DAVENPORT, Iowa — Another person has been rescued and taken to the hospital after a building collapsed in Iowa.
Davenport Fire Chief Michael Carlston said at a news conference Monday that it was unclear how many people were still missing after an apartment building collapsed in the eastern Iowa city.
Rescuers were called to the scene just before 5pm on Sunday. Firefighters rescued seven people and took more than a dozen people from the building in their initial response.
This is a breaking news update. AP’s previous story is below.
Rescue efforts were underway Sunday evening after part of an apartment building collapsed in the eastern Iowa city of Davenport. Authorities have not said if anyone was killed.
Officials said people were treated for injuries at the scene, but did not say how many.
Rescuers were called to the scene just before 5pm on Sunday. Fire crews rescued seven people and removed more than a dozen people from the building in their initial response, Davenport Fire Chief Michael Carlston said at a news conference.
Carlston said the rear of the six-story apartment complex collapsed and separated from the building, which has apartments on the upper floors and businesses on the ground level.
Officials found a gas leak after the collapse, Carlston said, while water also seeped across the structure’s floors.
First responders were searching for the unaccounted for people Sunday. The stability of the building following secondary collapses was a concern while rescuers were on scene, Carlston said.
“Our focus right now is recovery,” Davenport Mayor Mike Madsen told a news conference.
“It’s an active scene. We’ll continue to work, continue to assess, and with full intent to try to find people and get them out,” said Madsen, who spoke with Gov. Kim Reynolds, who offered assistance.
The Davenport Police Department asked people to avoid the city after the wreck.
Carlston said the reunion area at St. Anthony Church on Main Street is served by Red Cross workers.

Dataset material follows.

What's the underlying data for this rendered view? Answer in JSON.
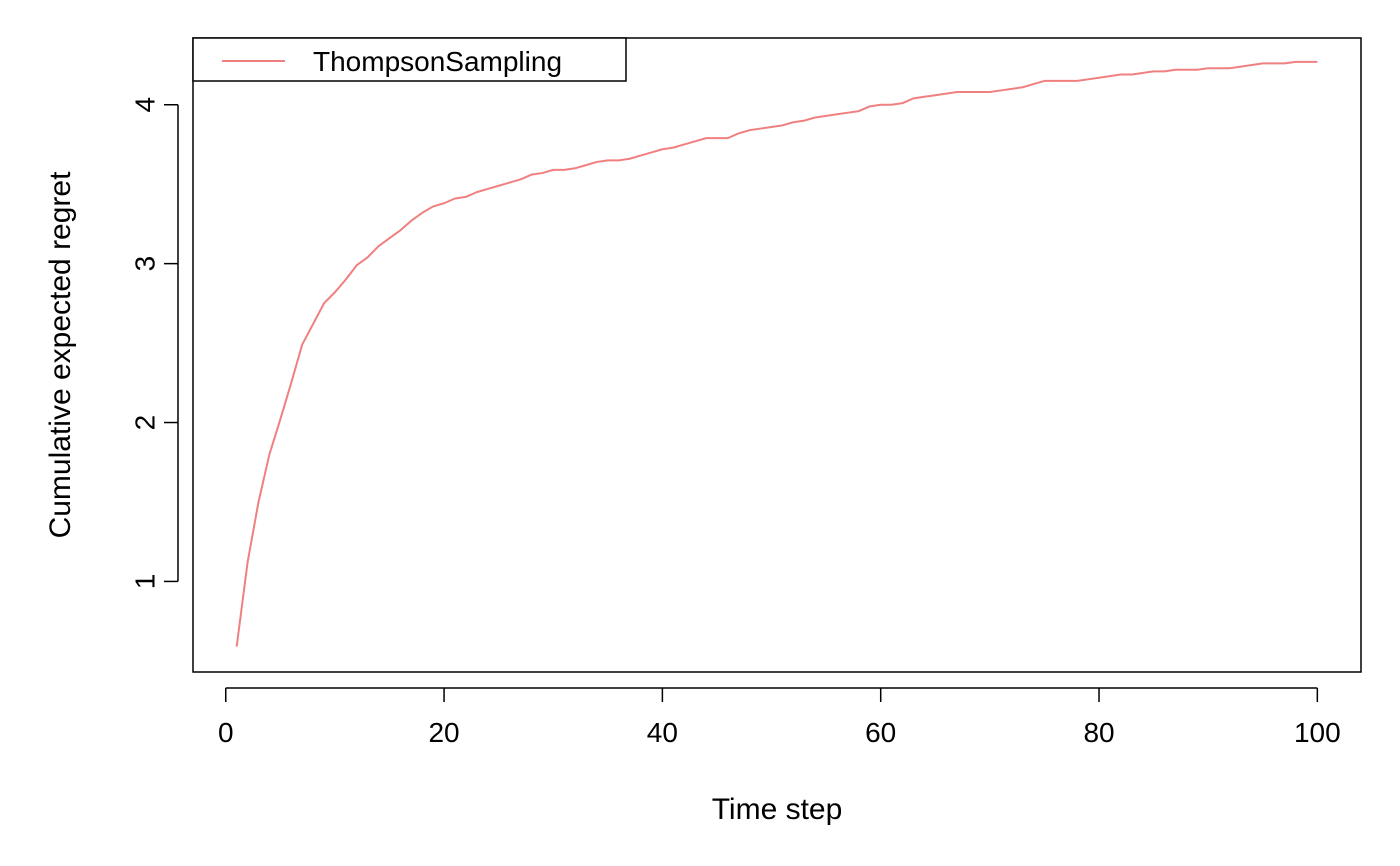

The reason for the decline was not immediately known.
Rich Oswald, director of development and neighborhood services for the city of Davenport, said at a news conference that he was working on the exterior of the building when it collapsed.
Reports of bricks falling from the building earlier this week were part of that work, and the building’s owner had permission for the project, Oswald said.

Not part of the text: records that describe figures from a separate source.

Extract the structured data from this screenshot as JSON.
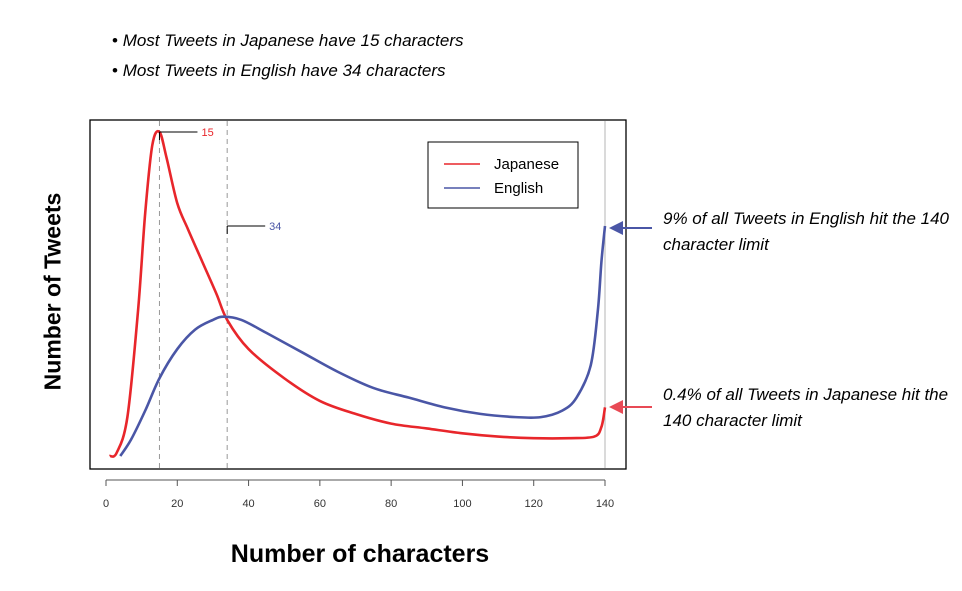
{
  "bullets": [
    "Most Tweets in Japanese have 15 characters",
    "Most Tweets in English have 34 characters"
  ],
  "annotations": {
    "english": "9% of all Tweets in English hit the 140 character limit",
    "japanese": "0.4% of all Tweets in Japanese hit the 140 character limit"
  },
  "colors": {
    "japanese": "#e8262b",
    "english": "#4a56a6",
    "annotation_arrow_english": "#4a56a6",
    "annotation_arrow_japanese": "#e84a55"
  },
  "chart_data": {
    "type": "line",
    "title": "",
    "xlabel": "Number of characters",
    "ylabel": "Number of Tweets",
    "xlim": [
      0,
      140
    ],
    "ylim": [
      0,
      100
    ],
    "xticks": [
      0,
      20,
      40,
      60,
      80,
      100,
      120,
      140
    ],
    "yticks_shown": false,
    "grid": false,
    "legend_position": "top-right",
    "reference_lines": [
      15,
      34,
      140
    ],
    "peak_labels": [
      {
        "series": "Japanese",
        "x": 15,
        "text": "15"
      },
      {
        "series": "English",
        "x": 34,
        "text": "34"
      }
    ],
    "series": [
      {
        "name": "Japanese",
        "color": "#e8262b",
        "points": [
          [
            1,
            0
          ],
          [
            3,
            1
          ],
          [
            6,
            12
          ],
          [
            9,
            45
          ],
          [
            11,
            75
          ],
          [
            13,
            96
          ],
          [
            15,
            100
          ],
          [
            17,
            92
          ],
          [
            20,
            78
          ],
          [
            23,
            70
          ],
          [
            27,
            60
          ],
          [
            31,
            50
          ],
          [
            34,
            42
          ],
          [
            40,
            33
          ],
          [
            50,
            24
          ],
          [
            60,
            17
          ],
          [
            70,
            13
          ],
          [
            80,
            10
          ],
          [
            90,
            8.5
          ],
          [
            100,
            7
          ],
          [
            110,
            6
          ],
          [
            120,
            5.5
          ],
          [
            130,
            5.5
          ],
          [
            137,
            6
          ],
          [
            139,
            9
          ],
          [
            140,
            15
          ]
        ]
      },
      {
        "name": "English",
        "color": "#4a56a6",
        "points": [
          [
            4,
            0
          ],
          [
            7,
            5
          ],
          [
            11,
            14
          ],
          [
            15,
            24
          ],
          [
            20,
            33
          ],
          [
            25,
            39
          ],
          [
            30,
            42
          ],
          [
            33,
            43
          ],
          [
            38,
            42
          ],
          [
            45,
            38
          ],
          [
            55,
            32
          ],
          [
            65,
            26
          ],
          [
            75,
            21
          ],
          [
            85,
            18
          ],
          [
            95,
            15
          ],
          [
            105,
            13
          ],
          [
            115,
            12
          ],
          [
            122,
            12
          ],
          [
            128,
            14
          ],
          [
            132,
            18
          ],
          [
            136,
            28
          ],
          [
            138,
            45
          ],
          [
            139,
            60
          ],
          [
            140,
            71
          ]
        ]
      }
    ]
  }
}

The Quad-City Times reported that Robert Robinson, who lives on the second floor, went out and came back after alarms went off in the building.
“When we started to go back the lights went out,” he told the newspaper. “Suddenly everyone started running out saying that the building had collapsed. I’m glad we got down.
Robinson and his girlfriend managed to get the elevator down in time, he said.
“It’s horrible,” he said. “We have nowhere to go. There is nothing to eat.
Tadd Machovec, a Davenport contractor, told the newspaper he was putting up a support beam inside the building when it collapsed.
Some residents of the area said that there was a problem in the building. “There have been many complaints from residents regarding the necessary repairs,” municipal officials said on Sunday.
Jennifer Smith, co-owner of Fourth Street Nutrition, said she learned about the outbreak from her husband, who works for Mid-American Energy.
“He was on call and was called for a building explosion downtown. We didn’t know it was our building,” he said. “It sounds bad, but we’ve been calling the city and filing complaints since December. Our bathroom collapsed in December.
Smith said water damage has been apparent since they moved into their place in the winter. Company co-owner Deonte Mack said fire crews remained in the building as of Thursday investigating.
“The tenants told us the building was going to collapse,” Smith said.
The Quad-City Times reports that the building is owned by Andrew Wold. Wold’s work phone number was not immediately available Sunday night, and efforts to reach him for comment were unsuccessful.
In 2022, nearly 20 permits were filed for building repairs, mainly for plumbing or electrical problems, according to the county assessor’s office.